Pressé de réagir, le pouvoir, visiblement débordé par l’ampleur de cette
insurrection populaire, s’est prononcé publiquement sur cette crise lundi soir, par la voix du président Bouteflika qui intervenait à la télévision publique. Ce n’est pas sous la pression des événements que le Président pouvait annoncer des avancées importantes en direction des revendications kabyles, et cette prise de parole ne pouvait les satisfaire immédiatement.
Il a néanmoins fait le choix de tirer au clair les responsabilités dans l’enchaînement des violences, par la nomination d’une commission d’enquête indépendante, composée de personnalités de la société civile. Ce sera à cette commission d’apprécier l’attitude de la force publique et les éventuels excès commis. Cette décision est une avancée. Sera-t-elle suffisante à calmer les impatiences de tous types qu’exprime la jeunesse soulevée ?
Le RCD sur le départ
On voit mal comment le RCD, parti très implanté en Kabylie et organisateur du 21e anniversaire du » Printemps Kabyle » (quand la région avait connu des émeutes semblables) aurait pu rester dans un gouvernement qui fait tirer sur ses électeurs. Or son départ renforce le déséquilibre de représentation au sein de l’exécutif. Et le sentiment de minorisation qui prévaut au sein de l’électorat kabyle.
Nombre d’observateurs de la scène politique algérienne notent que ce divorce entre RCD et pouvoir arrange les deux parties. Le RCD ne pouvant » plus justifier moralement » sa présence dans la coalition craint qu’à la faveur des émeutes son fief passe entièrement à son rival de toujours, le FFS d’Hocine Aït Ahmed.
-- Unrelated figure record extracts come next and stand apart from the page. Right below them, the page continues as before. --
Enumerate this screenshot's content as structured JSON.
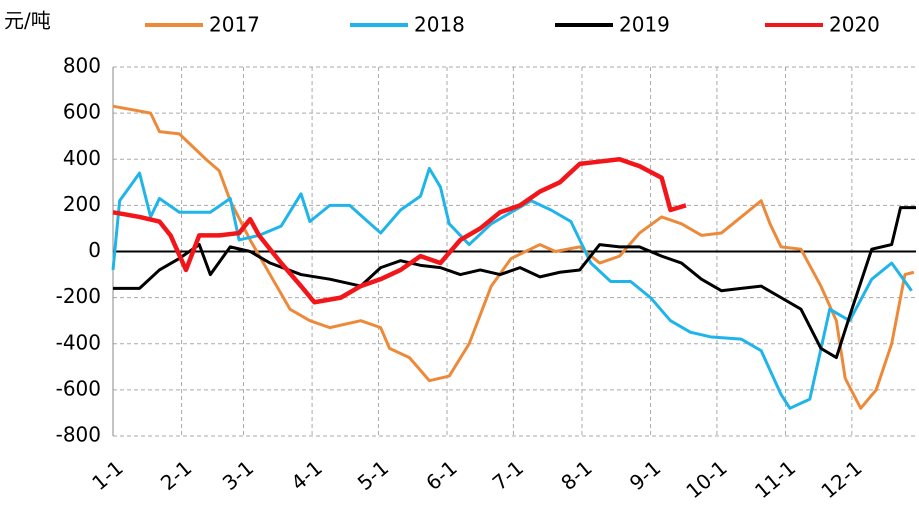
{
  "chart_data": {
    "type": "line",
    "y_label": "元/吨",
    "xlim": [
      0,
      363
    ],
    "xticks": [
      {
        "value": 0,
        "label": "1-1"
      },
      {
        "value": 31,
        "label": "2-1"
      },
      {
        "value": 59,
        "label": "3-1"
      },
      {
        "value": 90,
        "label": "4-1"
      },
      {
        "value": 120,
        "label": "5-1"
      },
      {
        "value": 151,
        "label": "6-1"
      },
      {
        "value": 181,
        "label": "7-1"
      },
      {
        "value": 212,
        "label": "8-1"
      },
      {
        "value": 243,
        "label": "9-1"
      },
      {
        "value": 273,
        "label": "10-1"
      },
      {
        "value": 304,
        "label": "11-1"
      },
      {
        "value": 334,
        "label": "12-1"
      }
    ],
    "ylim": [
      -800,
      800
    ],
    "yticks": [
      -800,
      -600,
      -400,
      -200,
      0,
      200,
      400,
      600,
      800
    ],
    "grid": true,
    "legend": "top",
    "series": [
      {
        "name": "2017",
        "color": "#ed8a3a",
        "x": [
          0,
          17,
          21,
          30,
          42,
          48,
          53,
          62,
          71,
          80,
          89,
          98,
          112,
          121,
          125,
          134,
          143,
          152,
          161,
          171,
          180,
          193,
          200,
          211,
          220,
          229,
          238,
          248,
          257,
          266,
          275,
          284,
          293,
          297,
          302,
          311,
          320,
          327,
          331,
          338,
          345,
          352,
          358,
          362
        ],
        "values": [
          630,
          600,
          520,
          510,
          400,
          350,
          220,
          50,
          -100,
          -250,
          -300,
          -330,
          -300,
          -330,
          -420,
          -460,
          -560,
          -540,
          -400,
          -150,
          -30,
          30,
          0,
          20,
          -50,
          -20,
          80,
          150,
          120,
          70,
          80,
          150,
          220,
          120,
          20,
          10,
          -150,
          -300,
          -550,
          -680,
          -600,
          -400,
          -100,
          -90
        ]
      },
      {
        "name": "2018",
        "color": "#1fb4ea",
        "x": [
          0,
          3,
          12,
          17,
          21,
          30,
          44,
          53,
          57,
          66,
          76,
          85,
          89,
          98,
          107,
          114,
          121,
          130,
          139,
          143,
          148,
          152,
          161,
          171,
          180,
          189,
          198,
          207,
          216,
          225,
          234,
          243,
          252,
          261,
          270,
          284,
          293,
          302,
          306,
          315,
          324,
          333,
          343,
          352,
          361
        ],
        "values": [
          -80,
          220,
          340,
          150,
          230,
          170,
          170,
          230,
          50,
          70,
          110,
          250,
          130,
          200,
          200,
          140,
          80,
          180,
          240,
          360,
          280,
          120,
          30,
          120,
          170,
          220,
          180,
          130,
          -50,
          -130,
          -130,
          -200,
          -300,
          -350,
          -370,
          -380,
          -430,
          -620,
          -680,
          -640,
          -250,
          -300,
          -120,
          -50,
          -170
        ]
      },
      {
        "name": "2019",
        "color": "#000000",
        "x": [
          0,
          12,
          21,
          30,
          39,
          44,
          53,
          62,
          71,
          85,
          98,
          112,
          121,
          130,
          139,
          148,
          157,
          166,
          175,
          184,
          193,
          202,
          211,
          220,
          229,
          238,
          248,
          257,
          266,
          275,
          284,
          293,
          302,
          311,
          320,
          327,
          333,
          343,
          352,
          356,
          363
        ],
        "values": [
          -160,
          -160,
          -80,
          -30,
          30,
          -100,
          20,
          0,
          -50,
          -100,
          -120,
          -150,
          -70,
          -40,
          -60,
          -70,
          -100,
          -80,
          -100,
          -70,
          -110,
          -90,
          -80,
          30,
          20,
          20,
          -20,
          -50,
          -120,
          -170,
          -160,
          -150,
          -200,
          -250,
          -420,
          -460,
          -280,
          10,
          30,
          190,
          190
        ]
      },
      {
        "name": "2020",
        "color": "#f2161a",
        "x": [
          0,
          12,
          21,
          26,
          33,
          39,
          48,
          57,
          62,
          66,
          76,
          85,
          91,
          103,
          112,
          121,
          130,
          139,
          148,
          157,
          166,
          175,
          184,
          193,
          202,
          211,
          220,
          229,
          238,
          248,
          252,
          259
        ],
        "values": [
          170,
          150,
          130,
          70,
          -80,
          70,
          70,
          80,
          140,
          70,
          -50,
          -150,
          -220,
          -200,
          -150,
          -120,
          -80,
          -20,
          -50,
          50,
          100,
          170,
          200,
          260,
          300,
          380,
          390,
          400,
          370,
          320,
          180,
          200
        ]
      }
    ]
  }
}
Le pouvoir, éternellement allergique à ce dernier, lâcherait la bride au RCD afin qu’il puisse reconquérir ses fiefs, se réservant l’option d’une nouvelle alliance une fois la crise terminée.
Or au vu de la gravité de la situation en Kabylie, il se pourrait fort bien que ce genre de calculs politiques soient caducs. S’ils s’avéraient réels ils jetteraient une lumière crue sur l’incompréhension d’une crise qu’Alger n’a pas su prévenir, et qu’Abdelaziz Bouteflika aurait tort de minimiser. D’où son message de lundi soir, en forme de « je vous ai compris ».